Signaling differences in peripheral blood mononuclear cells of high and low vaccine responders prior to, and following, vaccination in piglets

Sean Lipsit; Antonio Facciuolo; Erin Scruten; James Wilkinson; Graham Plastow; Anthony Kusalik; Scott Napper

doi:10.1016/j.jvacx.2022.100167

Signaling differences in peripheral blood mononuclear cells of high and low vaccine responders prior to, and following, vaccination in piglets

Vaccine X. 2022 May 9:11:100167. doi: 10.1016/j.jvacx.2022.100167. eCollection 2022 Aug.

Authors

Sean Lipsit^{1

2}, Antonio Facciuolo¹, Erin Scruten¹, James Wilkinson³, Graham Plastow³, Anthony Kusalik⁴, Scott Napper^{1

2}

Affiliations

¹ Vaccine and Infectious Disease Organization (VIDO), University of Saskatchewan, Saskatoon, SK, Canada.
² Department of Biochemistry, Microbiology, and Immunology, University of Saskatchewan, Saskatoon, SK, Canada.
³ Department of Agricultural, Food and Nutritional Science, University of Alberta, Edmonton, AB, Canada.
⁴ Department of Computer Science, University of Saskatchewan, Saskatoon, SK, Canada.

Abstract

Individual variability in responses to vaccination can result in vaccinated subjects failing to develop a protective immune response. Vaccine non-responders can remain susceptible to infection and may compromise efforts to achieve herd immunity. Biomarkers of vaccine unresponsiveness could aid vaccine research and development as well as strategically improve vaccine administration programs.

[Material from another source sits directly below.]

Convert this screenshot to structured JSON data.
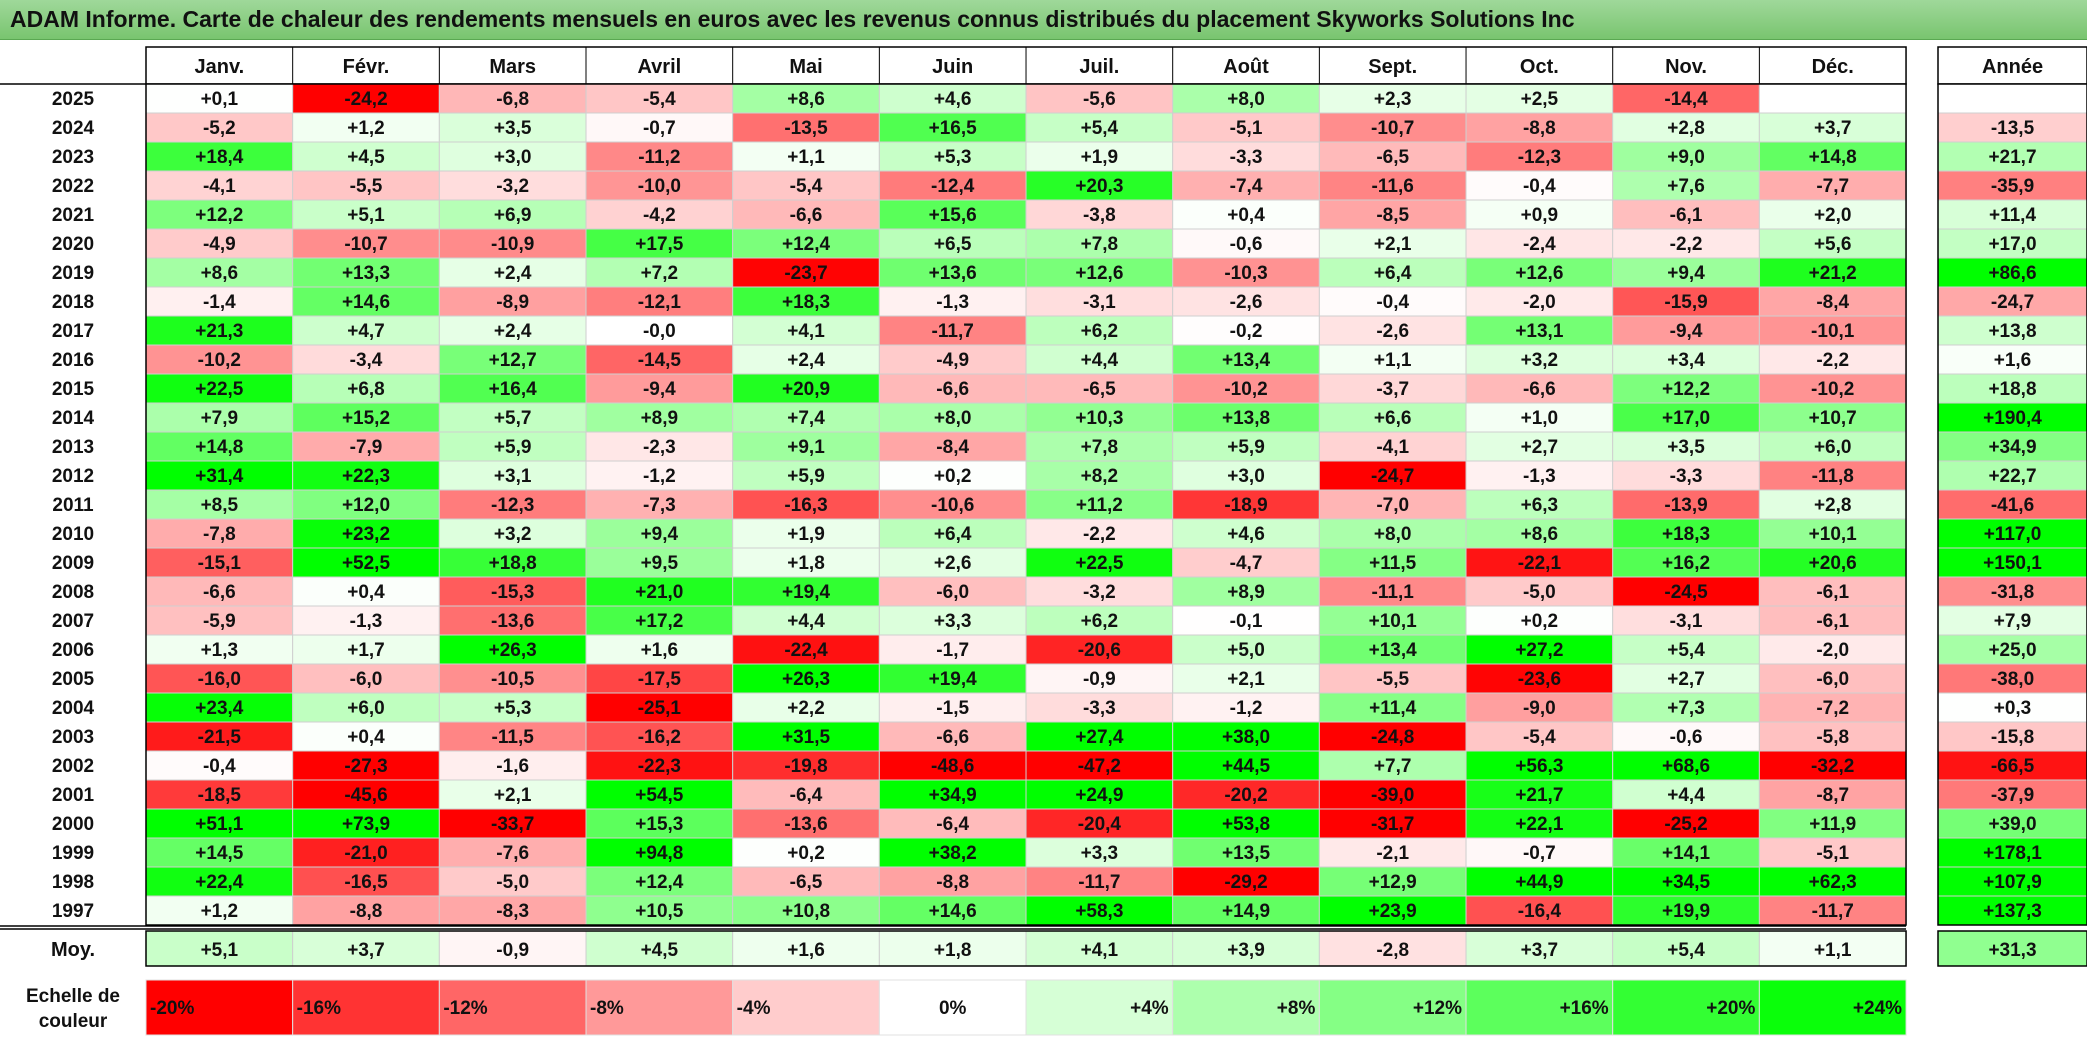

We previously vaccinated piglets (n = 117) against a commercial Mycoplasma hyopneumoniae vaccine (RespiSure-One) and observed in low vaccine responder piglets, as defined by serum IgG antibody titers, differential phosphorylation of peptides involved in pro-inflammatory cytokine signaling within peripheral blood mononuclear cells (PBMCs) prior to vaccination, elevated plasma interferon-gamma concentrations, and lower birth weight compared to high vaccine responder piglets. In the current study, we use kinome analysis to investigate signaling events within PBMCs collected from the same high and low vaccine responders at 2 and 6 days post-vaccination. Furthermore, we evaluate the use of inflammatory plasma cytokines, birthweight, and signaling events as biomarkers of vaccine unresponsiveness in a validation cohort of high and low vaccine responders. Differential phosphorylation events (FDR < 0.05) within PBMCs are established between high and low responders at the time of vaccination and at six days post-vaccination. A subset of these phosphorylation events were determined to be consistently differentially phosphorylated (p < 0.05) in the validation cohort of high and low vaccine responders. In contrast, there were no differences in birth weight (p > 0.5) and plasma IFNγ concentrations at the time of vaccination (p > 0.6) between high and low responders within the validation cohort. The results in this study suggest, at least within this study population, phosphorylation biomarkers are more robust predictors of vaccine responsiveness than other physiological markers.

Keywords: Biomarker; Kinome; Phosphorylation; Vaccine Response.